La Scarpetta
è stampata con un procedimento a caldo in percentuali variabili di
gomma naturale, in mescole rinforzate da additivi, o in termoplastiche miscelate
ad “ingredienti” vari. La forma ricalca quella classica del piede, con lo
sviluppo normale della pianta, del collo, del puntale che risulta forato, e del
calcagno. C’è da dire che esistono anche delle scarpette cosiddette –
aperte -, che non comportano la totale chiusura posteriore e che, in luogo,
hanno un cinghiolo di fissaggio, munito di fibbie di regolazione. Gli
usufruitori di tale sistema sono coloro che si immergono con le bombole: le
indossano con dei calzari a suola rigida, per una maggiore robustezza e comodità,
durante la lunga fase della vestizione con i compagni. L’interno di una
scarpetta non è quasi mai un capolavoro di perfezione, il massimo
dell’ergonomia fisiologica e, a parte qualche rarissimo esemplare davvero
fortunato, la calzata risulta goffa, piuttosto bombata: l’anatomia del piede
è tenuta in considerazione forse solo per la dimensione della lunghezza. In
virtù di ciò, e per la riduzione conseguente di bolle, vesciche, abrasioni
varie, è sempre consigliato l’uso di calzettoni o di calzari di neoprene che
“riempiono” la struttura di gomma adeguatamente e non fanno “ballare” il
sistema, che deve sempre risultare omogeneo e indissolubile. Le numerazioni
offerte non seguono fedelmente quelle terrestri e di solito vanno a cavallo di
due numeri (ad esempio: da un 38/39 ad un 44/45) oppure di tre in tre (38/40 –
46/48). La scarpetta può essere fabbricata con il caucciù uniformemente
distribuito su tutte le facce, oppure con più mescole; si riconoscono degli
inserimenti differenziati di materiali più morbidi, o maggiormente rigidi, solo
in punti particolari. Il componente non è unicamente un contenitore passivo ma
riveste l’importantissima funzione di trasmettere il moto fisico alla pala:
dai muscoli del nuotatore alla tecnologia fluidodinamica delle pinne. Le zone
sollecitate nella fase di spinta possono essere caricate o magari accreditate di
spessori maggiorati, per non cedere troppo sotto sforzo e perdere così energia
utile, mentre le porzioni a contatto con le dita, i talloni, e l’area
circostante la caviglia, è preferibile siano elastiche e flessibili. Ecco perché
molti costruttori scelgono di produrre un oggetto che inglobi, in un’unica
soluzione, tutta la pinna: lo scopo è di dare all’utente un attrezzo che
risponda al meglio (intendendo per questo l’assenza di qualsiasi disomogeneità
d’appaiamento tra scarpetta e pala) nelle complessi fasi del nuoto pinnato, secondo una
determinata sequenza comportamentale, simulata e sperimentata attentamente in
fase di progettazione.
Una
scarpetta “nuda”, destinata esclusivamente all’accoppiamento successivo
con la pala, invece, e’ abbastanza spartana come aspetto generale; di colore
nero, liscia, priva solitamente di disegni e soluzioni speciali, presenta, al
termine della suola, due forellini passanti e una sede incavata superiore, dove
si avvitano le viti che bloccano il tutto. Tra gli agonisti e fra tanti altri
appassionati, è la soluzione più apprezzata poiché si può sostituire, con un
lavoretto di pochi minuti, la pala. Il numero folto di ricambi e i miglioramenti
testabili sono alla portata di chiunque. Ultimamente è comparso sul mercato un
modello francese, (inventori d’altronde delle pinne assemblabili)
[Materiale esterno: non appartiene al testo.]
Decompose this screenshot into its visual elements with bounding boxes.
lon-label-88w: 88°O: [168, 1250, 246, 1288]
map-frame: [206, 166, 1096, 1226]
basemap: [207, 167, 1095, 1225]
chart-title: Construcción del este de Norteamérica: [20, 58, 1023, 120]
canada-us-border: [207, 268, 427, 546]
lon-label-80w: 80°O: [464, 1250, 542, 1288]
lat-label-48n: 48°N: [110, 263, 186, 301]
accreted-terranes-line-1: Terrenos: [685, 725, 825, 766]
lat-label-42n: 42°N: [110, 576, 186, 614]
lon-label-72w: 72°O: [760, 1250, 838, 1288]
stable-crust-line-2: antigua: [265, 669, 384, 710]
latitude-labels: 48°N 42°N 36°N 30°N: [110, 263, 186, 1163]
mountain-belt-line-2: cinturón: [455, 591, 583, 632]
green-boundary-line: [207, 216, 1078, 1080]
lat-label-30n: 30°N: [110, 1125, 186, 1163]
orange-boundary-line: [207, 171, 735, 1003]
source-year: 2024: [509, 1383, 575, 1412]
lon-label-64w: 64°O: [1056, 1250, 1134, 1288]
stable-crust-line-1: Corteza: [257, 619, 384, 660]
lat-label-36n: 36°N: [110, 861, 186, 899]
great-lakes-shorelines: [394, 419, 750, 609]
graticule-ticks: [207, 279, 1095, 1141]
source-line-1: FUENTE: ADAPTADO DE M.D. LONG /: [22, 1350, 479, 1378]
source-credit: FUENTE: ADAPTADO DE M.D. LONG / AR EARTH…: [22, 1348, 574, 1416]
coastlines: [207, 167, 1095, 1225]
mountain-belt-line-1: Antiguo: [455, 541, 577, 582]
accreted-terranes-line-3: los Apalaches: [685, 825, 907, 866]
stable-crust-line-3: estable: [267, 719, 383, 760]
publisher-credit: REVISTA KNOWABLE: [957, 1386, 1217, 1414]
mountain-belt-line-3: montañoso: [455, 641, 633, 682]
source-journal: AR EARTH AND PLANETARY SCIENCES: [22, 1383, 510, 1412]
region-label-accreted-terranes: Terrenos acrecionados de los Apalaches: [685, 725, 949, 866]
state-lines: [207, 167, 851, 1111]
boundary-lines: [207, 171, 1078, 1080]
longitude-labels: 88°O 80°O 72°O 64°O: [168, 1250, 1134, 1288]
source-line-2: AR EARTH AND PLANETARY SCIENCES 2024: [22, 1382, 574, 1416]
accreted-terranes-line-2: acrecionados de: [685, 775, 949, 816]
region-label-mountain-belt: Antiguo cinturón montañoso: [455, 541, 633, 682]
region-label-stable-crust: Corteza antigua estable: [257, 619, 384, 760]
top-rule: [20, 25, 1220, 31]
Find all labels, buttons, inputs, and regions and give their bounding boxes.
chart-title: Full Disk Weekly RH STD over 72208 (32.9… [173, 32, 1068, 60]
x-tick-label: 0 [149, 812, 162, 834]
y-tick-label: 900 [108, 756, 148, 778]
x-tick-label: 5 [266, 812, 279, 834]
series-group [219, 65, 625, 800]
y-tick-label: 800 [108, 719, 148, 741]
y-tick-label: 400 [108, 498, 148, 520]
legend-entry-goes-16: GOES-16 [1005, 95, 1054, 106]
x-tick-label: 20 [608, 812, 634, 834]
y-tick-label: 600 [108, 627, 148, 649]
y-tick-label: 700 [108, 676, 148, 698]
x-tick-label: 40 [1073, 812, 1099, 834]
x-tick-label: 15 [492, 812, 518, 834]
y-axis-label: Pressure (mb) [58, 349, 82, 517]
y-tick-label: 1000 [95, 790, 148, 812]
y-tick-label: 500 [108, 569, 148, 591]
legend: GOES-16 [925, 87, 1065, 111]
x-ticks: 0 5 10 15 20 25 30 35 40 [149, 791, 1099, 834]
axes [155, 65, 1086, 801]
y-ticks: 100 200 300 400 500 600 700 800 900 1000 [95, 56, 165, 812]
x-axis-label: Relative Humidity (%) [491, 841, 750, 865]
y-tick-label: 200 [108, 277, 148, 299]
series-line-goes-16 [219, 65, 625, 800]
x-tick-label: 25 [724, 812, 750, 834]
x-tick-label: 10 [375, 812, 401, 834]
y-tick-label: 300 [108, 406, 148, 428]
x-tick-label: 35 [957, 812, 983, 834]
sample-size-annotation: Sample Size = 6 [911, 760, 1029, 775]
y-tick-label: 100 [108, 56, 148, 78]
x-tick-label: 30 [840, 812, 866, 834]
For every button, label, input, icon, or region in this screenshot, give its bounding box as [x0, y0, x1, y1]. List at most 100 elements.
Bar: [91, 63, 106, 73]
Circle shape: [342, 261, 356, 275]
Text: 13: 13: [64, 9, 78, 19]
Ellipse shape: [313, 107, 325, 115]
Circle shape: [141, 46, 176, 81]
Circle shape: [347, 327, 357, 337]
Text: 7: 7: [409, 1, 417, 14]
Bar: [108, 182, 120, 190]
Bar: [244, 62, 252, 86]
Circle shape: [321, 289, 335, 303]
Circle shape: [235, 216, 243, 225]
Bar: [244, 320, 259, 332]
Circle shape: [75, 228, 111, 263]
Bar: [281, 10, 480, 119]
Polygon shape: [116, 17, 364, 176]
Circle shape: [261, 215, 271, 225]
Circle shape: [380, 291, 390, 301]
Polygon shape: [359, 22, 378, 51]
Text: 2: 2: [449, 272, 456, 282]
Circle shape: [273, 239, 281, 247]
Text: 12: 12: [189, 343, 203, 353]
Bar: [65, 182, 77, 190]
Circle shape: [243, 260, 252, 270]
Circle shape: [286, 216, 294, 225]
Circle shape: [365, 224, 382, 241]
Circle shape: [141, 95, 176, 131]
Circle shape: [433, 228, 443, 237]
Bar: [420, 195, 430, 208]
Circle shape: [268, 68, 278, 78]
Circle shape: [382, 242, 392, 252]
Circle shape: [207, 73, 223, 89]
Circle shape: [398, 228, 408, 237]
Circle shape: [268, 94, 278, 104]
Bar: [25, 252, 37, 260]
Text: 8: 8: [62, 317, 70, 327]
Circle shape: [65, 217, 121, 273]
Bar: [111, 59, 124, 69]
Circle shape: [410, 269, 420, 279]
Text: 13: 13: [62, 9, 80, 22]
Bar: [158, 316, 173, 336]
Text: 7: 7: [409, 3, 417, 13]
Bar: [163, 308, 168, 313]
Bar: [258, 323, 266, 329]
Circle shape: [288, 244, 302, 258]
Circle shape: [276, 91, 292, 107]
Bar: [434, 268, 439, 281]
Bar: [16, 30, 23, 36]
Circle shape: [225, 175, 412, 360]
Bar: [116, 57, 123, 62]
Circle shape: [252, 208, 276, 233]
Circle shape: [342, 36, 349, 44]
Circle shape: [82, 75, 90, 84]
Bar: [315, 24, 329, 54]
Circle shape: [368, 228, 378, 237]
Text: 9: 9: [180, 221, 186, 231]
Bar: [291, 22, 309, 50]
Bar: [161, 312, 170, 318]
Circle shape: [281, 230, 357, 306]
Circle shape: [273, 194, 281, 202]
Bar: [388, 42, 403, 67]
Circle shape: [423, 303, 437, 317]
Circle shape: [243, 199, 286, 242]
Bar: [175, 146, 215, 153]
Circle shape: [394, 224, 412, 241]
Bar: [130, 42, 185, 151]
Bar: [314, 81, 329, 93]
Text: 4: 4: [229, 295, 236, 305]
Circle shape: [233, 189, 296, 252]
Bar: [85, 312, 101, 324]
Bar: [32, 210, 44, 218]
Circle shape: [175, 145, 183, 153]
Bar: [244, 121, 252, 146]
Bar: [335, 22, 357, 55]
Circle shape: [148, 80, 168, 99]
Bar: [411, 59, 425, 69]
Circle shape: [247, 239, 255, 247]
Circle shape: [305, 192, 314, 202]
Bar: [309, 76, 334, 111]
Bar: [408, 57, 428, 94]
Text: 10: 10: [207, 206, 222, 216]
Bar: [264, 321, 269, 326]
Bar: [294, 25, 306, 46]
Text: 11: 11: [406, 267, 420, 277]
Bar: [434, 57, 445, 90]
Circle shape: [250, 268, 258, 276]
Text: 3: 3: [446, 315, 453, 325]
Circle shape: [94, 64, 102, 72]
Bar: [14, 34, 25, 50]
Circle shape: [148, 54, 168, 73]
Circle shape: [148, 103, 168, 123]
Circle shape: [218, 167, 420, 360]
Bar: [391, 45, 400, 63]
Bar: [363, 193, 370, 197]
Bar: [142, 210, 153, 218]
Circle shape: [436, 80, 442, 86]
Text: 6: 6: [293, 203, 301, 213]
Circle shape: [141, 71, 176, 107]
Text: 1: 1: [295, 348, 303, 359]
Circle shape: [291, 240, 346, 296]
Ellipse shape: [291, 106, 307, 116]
sapientemente irrobustito nelle aree critiche unicamente sfruttando delle
nervature, delle costolature e dei rilievi ricavati direttamente sulla
superficie dello stampo: è leggero, poiché è stato scaricato laddove lo
spessore del materiale è ininfluente ai fini pratici e, allo stesso tempo,
rende molto tecnicamente. Una scarpetta che lavori in perfetta simbiosi con la
pala, garantisce che le forze spese confluiscano, senza grandi smarrimenti,
nell’azione dinamica utile. Osservando una qualsiasi calzata, si potrà notare
come questa non sia piatta e diritta di profilo ma comprenda angolazioni, anche
accentuate, rispetto all’inclinazione della pala, ciò per donare
all’insieme una razionalità di postura, e aumentare così la resa atletica.
Il peso di una scarpetta scomponibile, di misura media e sprovvista di pala, si
orienta intorno ai 650/700 grammi; obiettivamente non sono pochi, soprattutto
dopo giornate intense di pesca dove la constatazione che il risparmio di qualche
etto, qua e là, non sarebbe certamente malvisto da chicchessia.